Kiddushin, Daf Vav, Part 4

 

Introduction

There are some similarities between divorce and slave manumission (even if, as I have insisted many times, and as this passage says twice, wives are not owned by their husbands). In both cases a man gives a person who lives in his household a document called a get and that person now is no longer a member of the household. Our sugya discusses whether there is any overlap in the formulae used to divorce or free a slave.

 

וכן בגירושין נתן לה גיטה ואמר לה הרי את משולחת הרי את מגורשת הרי את מותרת לכל אדם הרי היא מגורשת :

פשיטא נתן לה גיטה ואמר לה לאשתו הרי את בת חורין לא אמר ולא כלום

אמר לה לשפחתו הרי את מותרת לכל אדם לא אמר ולא כלום

 

The same applies to divorce: If he gives her [the get,] and declares, "Behold, you are sent out," "Behold, you are divorced," [or] "You are permitted to any man," then she is divorced. Now it is obvious, if he gives a divorce to his wife and says to her, Behold, you are a free woman, he has said nothing.

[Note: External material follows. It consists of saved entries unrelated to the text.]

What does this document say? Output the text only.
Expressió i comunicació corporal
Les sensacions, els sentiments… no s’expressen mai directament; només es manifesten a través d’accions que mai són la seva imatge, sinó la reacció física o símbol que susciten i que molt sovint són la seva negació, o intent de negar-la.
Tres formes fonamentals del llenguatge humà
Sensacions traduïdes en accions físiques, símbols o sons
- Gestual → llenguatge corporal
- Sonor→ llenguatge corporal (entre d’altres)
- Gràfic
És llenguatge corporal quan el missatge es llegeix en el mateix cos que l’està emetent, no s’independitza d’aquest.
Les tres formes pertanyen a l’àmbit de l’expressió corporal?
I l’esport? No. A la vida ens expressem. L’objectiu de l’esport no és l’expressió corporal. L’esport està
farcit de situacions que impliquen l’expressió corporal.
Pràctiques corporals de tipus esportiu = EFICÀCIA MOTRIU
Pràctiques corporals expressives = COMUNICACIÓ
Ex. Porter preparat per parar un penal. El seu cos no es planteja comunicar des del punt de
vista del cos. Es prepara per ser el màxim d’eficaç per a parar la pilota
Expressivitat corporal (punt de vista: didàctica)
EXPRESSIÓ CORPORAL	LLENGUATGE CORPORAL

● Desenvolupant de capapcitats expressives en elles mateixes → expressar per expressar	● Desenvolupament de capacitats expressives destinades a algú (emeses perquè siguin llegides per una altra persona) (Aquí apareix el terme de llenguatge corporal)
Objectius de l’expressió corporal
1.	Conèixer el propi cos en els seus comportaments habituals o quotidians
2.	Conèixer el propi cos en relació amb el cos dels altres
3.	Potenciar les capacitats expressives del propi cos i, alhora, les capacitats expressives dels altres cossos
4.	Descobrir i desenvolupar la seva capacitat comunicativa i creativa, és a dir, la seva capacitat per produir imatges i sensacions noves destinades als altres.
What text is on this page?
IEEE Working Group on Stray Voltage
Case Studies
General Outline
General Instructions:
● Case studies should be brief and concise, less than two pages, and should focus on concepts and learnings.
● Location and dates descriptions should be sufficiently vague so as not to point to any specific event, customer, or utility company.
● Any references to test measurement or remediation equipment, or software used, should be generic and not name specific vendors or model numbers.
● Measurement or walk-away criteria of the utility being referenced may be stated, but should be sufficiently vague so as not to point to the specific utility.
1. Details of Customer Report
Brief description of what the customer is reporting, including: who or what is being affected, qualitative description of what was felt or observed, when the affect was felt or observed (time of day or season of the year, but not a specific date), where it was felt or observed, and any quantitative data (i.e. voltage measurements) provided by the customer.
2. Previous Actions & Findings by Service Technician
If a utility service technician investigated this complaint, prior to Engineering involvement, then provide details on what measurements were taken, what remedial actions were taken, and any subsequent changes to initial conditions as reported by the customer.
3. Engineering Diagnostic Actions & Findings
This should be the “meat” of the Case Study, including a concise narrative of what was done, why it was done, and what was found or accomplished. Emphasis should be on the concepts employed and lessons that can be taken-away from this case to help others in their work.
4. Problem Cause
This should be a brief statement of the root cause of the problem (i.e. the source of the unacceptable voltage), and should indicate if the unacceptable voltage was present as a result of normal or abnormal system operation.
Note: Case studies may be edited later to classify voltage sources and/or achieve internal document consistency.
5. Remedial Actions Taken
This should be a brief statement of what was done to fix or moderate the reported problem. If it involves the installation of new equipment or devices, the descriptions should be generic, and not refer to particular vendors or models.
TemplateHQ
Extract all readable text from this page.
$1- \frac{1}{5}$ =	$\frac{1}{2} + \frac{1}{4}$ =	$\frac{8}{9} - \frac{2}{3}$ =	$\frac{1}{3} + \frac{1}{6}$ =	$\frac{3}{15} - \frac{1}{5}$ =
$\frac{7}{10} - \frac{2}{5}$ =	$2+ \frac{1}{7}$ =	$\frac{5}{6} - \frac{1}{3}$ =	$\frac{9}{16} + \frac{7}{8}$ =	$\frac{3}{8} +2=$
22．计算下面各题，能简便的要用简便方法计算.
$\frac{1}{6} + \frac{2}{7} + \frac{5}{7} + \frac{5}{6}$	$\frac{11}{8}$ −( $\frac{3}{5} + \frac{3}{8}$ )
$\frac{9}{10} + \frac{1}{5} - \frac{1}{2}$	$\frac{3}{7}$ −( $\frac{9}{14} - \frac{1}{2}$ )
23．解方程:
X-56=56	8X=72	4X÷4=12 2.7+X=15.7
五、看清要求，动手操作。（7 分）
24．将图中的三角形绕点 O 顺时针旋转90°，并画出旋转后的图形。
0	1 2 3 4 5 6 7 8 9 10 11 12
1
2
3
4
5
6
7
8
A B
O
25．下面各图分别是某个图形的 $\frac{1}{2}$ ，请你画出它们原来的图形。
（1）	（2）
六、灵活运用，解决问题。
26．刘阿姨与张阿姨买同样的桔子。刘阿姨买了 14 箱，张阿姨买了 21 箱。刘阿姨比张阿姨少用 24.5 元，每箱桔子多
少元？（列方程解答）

If he says to his female slave, You are permitted to all men, he has said nothing.

 

To slaves one says behold you are free. But this formula does not work for divorce because she was already free. Wives are not slaves and divorce is not manumission.

To a wife, one might say, behold you are permitted to all men because after divorce she may marry any other man she wants. But this does not work for slaves because she was not prohibited before manumission.

 

אמר לה לאשתו הרי את לעצמך מהו מי אמרינן למלאכה קאמר לה או דילמא לגמרי קאמר לה

 

[But] if he says to his wife, Behold, you are for yourself, what is the rule? Do we say, he meant it with regard to work; or perhaps he meant it completely?

 

Is you are for yourself a valid divorce formula? On the one hand, it could mean that she can keep her handiwork, which she generally has to give to her husband. Thus this would not be a divorce formula. Alternatively, it might actually be a valid divorce formula.

 

א"ל רבינא לרב אשי ת"ש דתניא גופו של גט שחרור הרי אתה בן חורין הרי אתה לעצמך

השתא ומה עבד כנעני דקני ליה גופיה כי א"ל הרי אתה לעצמך לגמרי קא"ל אשה דלא קני ליה גופה לא כ"ש

 

Ravina said to R. Ashi: Come and hear: For we have taught: The body of a document of manumission is, Behold, you are a free person, Behold, you are for yourself.

Now if a Canaanite slave, whose body belongs to him [his master], when he says to him, Behold, you are for yourself, he means it absolutely; how much more so in the case of a wife, whose body does not belong to him.

 

Ravina derives that this is a valid divorce formula if it works to free a slave, whose body belongs to the master, then all the more so it works for a wife whose body does not belong to her husband.